Квета
Сон уходит враз.
Пропадает, оставляя после себя пустоту. И в этой пустоте тщательно затёртое отчаянье, которому день за днём нельзя давать выход и разрешать облачаться в мысли. Ибо они, мысли, привяжутся и задыхаться заставят.
Обернутся кошмарами.
Прокрадутся под кожу, опутывая ржавыми цепями страха и бессилия. И закричать, ощущая собственную никчёмность и беспомощность, будет нельзя.
Никогда нельзя кричать.
Пани Власта не одобрит.
И слёзы… слёзы – признак распущенности. Неумение держать себя в руках и непозволительная слабость, на которую я не имею права, поэтому стену цвета беж, что, как сказала бы Ага, модного ныне оттенка «greige», я прожигаю сухими глазами.
Смотрю безотрывно.
Разматываю в памяти кадры собственного детства, в котором мама была жива и в котором пани Власту ещё получалось называть бабичкой, радоваться поездкам к ней, в Карловы Вары, и рассказывать о верблюдах далёкой и жаркой страны.

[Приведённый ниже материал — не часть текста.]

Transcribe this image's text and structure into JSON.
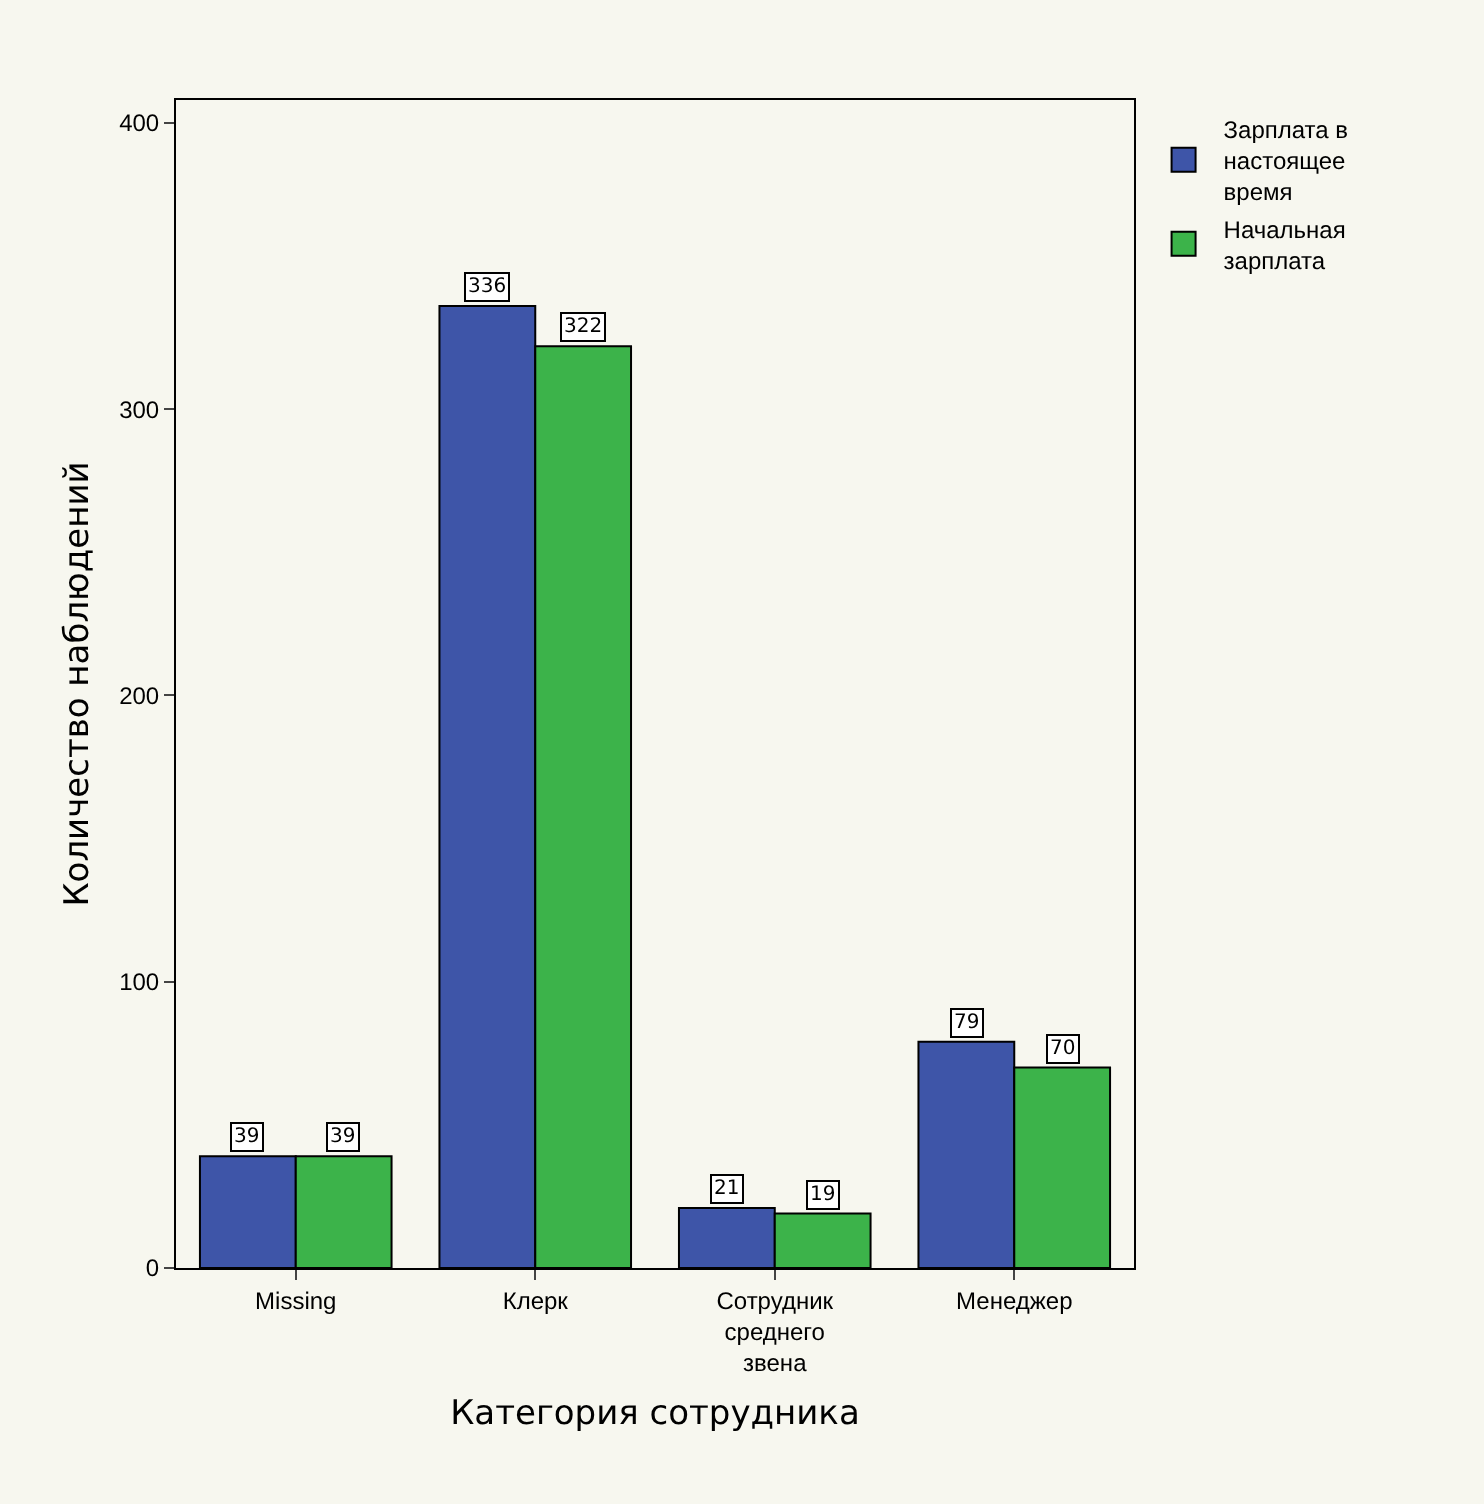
{
  "chart_data": {
    "type": "bar",
    "xlabel": "Категория сотрудника",
    "ylabel": "Количество наблюдений",
    "categories": [
      "Missing",
      "Клерк",
      "Сотрудник\nсреднего\nзвена",
      "Менеджер"
    ],
    "series": [
      {
        "name": "Зарплата в\nнастоящее\nвремя",
        "color": "#3e55a8",
        "values": [
          39,
          336,
          21,
          79
        ]
      },
      {
        "name": "Начальная\nзарплата",
        "color": "#3cb34a",
        "values": [
          39,
          322,
          19,
          70
        ]
      }
    ],
    "ylim": [
      0,
      408
    ],
    "yticks": [
      0,
      100,
      200,
      300,
      400
    ],
    "grid": false,
    "legend": "top right",
    "data_labels": true
  }
}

Хвастаться, что дом здесь, в Кутна-Горе, у нас будет больше.
Дом папа строил для мамы.
А мама смеялась, что в их спальне, по увещеваниям именитого дизайнера, будут стены цвета «гоголь-моголь» и что папа, коего привлекали к спорам об оттенках штукатурки, не видит разницу между экрю и беж.
Дизайнеру мама в итоге дала отставку. Дом – свой, первый – она хотела видеть без «гоголь-моголя или хотя бы цвета ванильного льда». И египетских мотивов с позолотой и расписанными цветами колоннами она не хотела.
Мама хотела уют.
Дерево.
И камень.
Настоящий камин в огромной гостиной с французскими окнами на террасу, и она была в ужасе, когда папа, уверенный, что пред настоящим камином должна лежать настоящая медвежья шкура, откуда-то гордо приволок эту самую шкуру.

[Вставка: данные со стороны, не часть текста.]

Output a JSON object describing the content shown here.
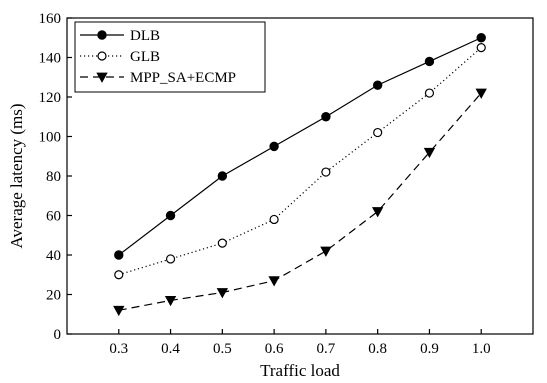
{
  "chart_data": {
    "type": "line",
    "title": "",
    "xlabel": "Traffic load",
    "ylabel": "Average latency (ms)",
    "x": [
      0.3,
      0.4,
      0.5,
      0.6,
      0.7,
      0.8,
      0.9,
      1.0
    ],
    "x_tick_labels": [
      "0.3",
      "0.4",
      "0.5",
      "0.6",
      "0.7",
      "0.8",
      "0.9",
      "1.0"
    ],
    "xlim": [
      0.2,
      1.1
    ],
    "ylim": [
      0,
      160
    ],
    "y_ticks": [
      0,
      20,
      40,
      60,
      80,
      100,
      120,
      140,
      160
    ],
    "y_tick_labels": [
      "0",
      "20",
      "40",
      "60",
      "80",
      "100",
      "120",
      "140",
      "160"
    ],
    "grid": false,
    "legend_position": "top-left",
    "series": [
      {
        "name": "DLB",
        "values": [
          40,
          60,
          80,
          95,
          110,
          126,
          138,
          150
        ],
        "line_style": "solid",
        "marker": "filled-circle",
        "color": "#000000"
      },
      {
        "name": "GLB",
        "values": [
          30,
          38,
          46,
          58,
          82,
          102,
          122,
          145
        ],
        "line_style": "dotted",
        "marker": "open-circle",
        "color": "#000000"
      },
      {
        "name": "MPP_SA+ECMP",
        "values": [
          12,
          17,
          21,
          27,
          42,
          62,
          92,
          122
        ],
        "line_style": "dashed",
        "marker": "filled-triangle-down",
        "color": "#000000"
      }
    ]
  }
}
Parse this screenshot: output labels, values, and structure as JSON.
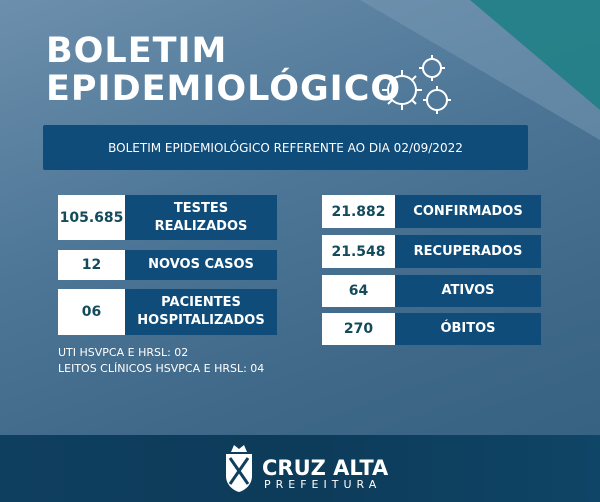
{
  "title": [
    "BOLETIM",
    "EPIDEMIOLÓGICO"
  ],
  "banner": "BOLETIM EPIDEMIOLÓGICO REFERENTE AO DIA 02/09/2022",
  "left_stats": [
    {
      "value": "105.685",
      "label": [
        "TESTES",
        "REALIZADOS"
      ]
    },
    {
      "value": "12",
      "label": [
        "NOVOS CASOS"
      ]
    },
    {
      "value": "06",
      "label": [
        "PACIENTES",
        "HOSPITALIZADOS"
      ]
    }
  ],
  "right_stats": [
    {
      "value": "21.882",
      "label": [
        "CONFIRMADOS"
      ]
    },
    {
      "value": "21.548",
      "label": [
        "RECUPERADOS"
      ]
    },
    {
      "value": "64",
      "label": [
        "ATIVOS"
      ]
    },
    {
      "value": "270",
      "label": [
        "ÓBITOS"
      ]
    }
  ],
  "notes": [
    "UTI HSVPCA E HRSL: 02",
    "LEITOS CLÍNICOS HSVPCA E HRSL: 04"
  ],
  "footer": {
    "name": "CRUZ ALTA",
    "subtitle": "PREFEITURA"
  }
}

На Рождество шкура была подарена пани Власте.
Вызвала переполох в доме и смех, который и сейчас прорывается улыбкой от всплывшего из глубин памяти растерянного лица пани Власты.

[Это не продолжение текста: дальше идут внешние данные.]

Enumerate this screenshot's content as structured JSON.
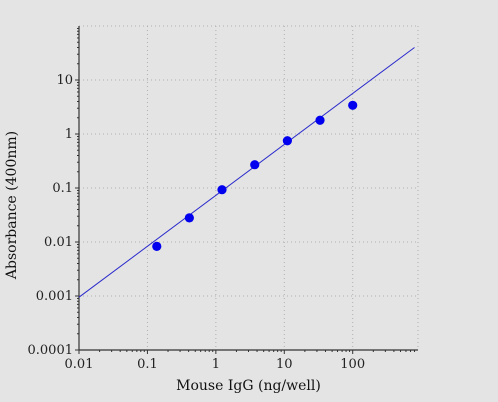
{
  "chart_data": {
    "type": "scatter",
    "title": "",
    "xlabel": "Mouse IgG (ng/well)",
    "ylabel": "Absorbance (400nm)",
    "x_scale": "log",
    "y_scale": "log",
    "xlim": [
      0.01,
      900
    ],
    "ylim": [
      0.0001,
      100
    ],
    "x_ticks": [
      0.01,
      0.1,
      1,
      10,
      100
    ],
    "x_tick_labels": [
      "0.01",
      "0.1",
      "1",
      "10",
      "100"
    ],
    "y_ticks": [
      0.0001,
      0.001,
      0.01,
      0.1,
      1,
      10
    ],
    "y_tick_labels": [
      "0.0001",
      "0.001",
      "0.01",
      "0.1",
      "1",
      "10"
    ],
    "grid": true,
    "colors": {
      "points": "#0000ee",
      "fit_line": "#2a2acc",
      "axis": "#333333",
      "grid": "#b0b0b0"
    },
    "series": [
      {
        "type": "scatter",
        "x": [
          0.137,
          0.41,
          1.23,
          3.7,
          11.1,
          33.3,
          100
        ],
        "y": [
          0.0083,
          0.028,
          0.093,
          0.27,
          0.75,
          1.8,
          3.4
        ]
      },
      {
        "type": "line",
        "x": [
          0.01,
          800
        ],
        "y": [
          0.00095,
          40
        ]
      }
    ]
  }
}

Она ведь не может теряться.
Изумляться.
Смеяться неловко, но искренне.
Она не могла даже уже тогда быть… человеком, но в то Рождество, последнее с мамой, была. Улыбалась без привычной сдержанности и холодности. Не ругалась, когда я, размахивая адвент-календарем и крича, что пришёл Щедрый день16, покатилась по глянцевому паркету в подаренных и связанных ею же носках и врезалась, не успев затормозить, в неё.
Пани Власта рассказывала сказки.
Легенды.
И в Дом Рождества я ходила с ней, а после, сжимая сухую и тонкую ладонь, слушала «Рыбовку»17 в костёле святой Анны и точно знала, что, пока держусь за обманчиво хрупкие пальцы бабички, со мной ничего не случится.
Я не потеряюсь.
В толпе.
И в жизни.
И кажется, что если бы тогда я не отпустила её руку, то, быть может, в самом деле не потерялась бы, не заблудилась бы спустя полгода в коридорах каирского госпиталя, куда доставили маму прямо с раскопа.
У неё заболела голова.
Мама устала.
Так, обеспокоенно хмурясь, сказал папа и увёл меня с собой из палатки. Выдал перчатки, респиратор и за микроскоп, дав изучать самый важный и ценный обломок саркофага писца царских корреспонденций, усадил. Не замечал, как я крутила винты и в целом всё, что крутилось и отвинчивалось, а затем полезла к рассортированным и разложенным фрагментам скелетов, трогать кои мне запрещалось категорично.
Но любопытно.
Уверенно, что сегодня не заругают.
И не заругали.
Папа лишь рассеянно попросил положить на место челюсть, нижнюю. И по голове он меня потрепал рассеянно, назвал – что делал крайне редко – чалыкушу и пообещал, что мама к утру поправится.
Не поправилась.
Утром поднялась температура. Появился озноб, что к обеду сменился жаром и бредом, в котором мама говорила со мной, звала. Пусть я и стояла рядом, дергала её сердито за руку – обжигающе горячую, сухую, похожую на пергамент, – и просила очнуться.
Не играть так.
Потому что такая игра мне не нравилась и Мена, старый и худой копт, числившийся врачом и знавший свой загадочный мертвый язык, мне разонравился. Он неодобрительно качал головой, говорил что-то папе, отчего папа темнел в лице.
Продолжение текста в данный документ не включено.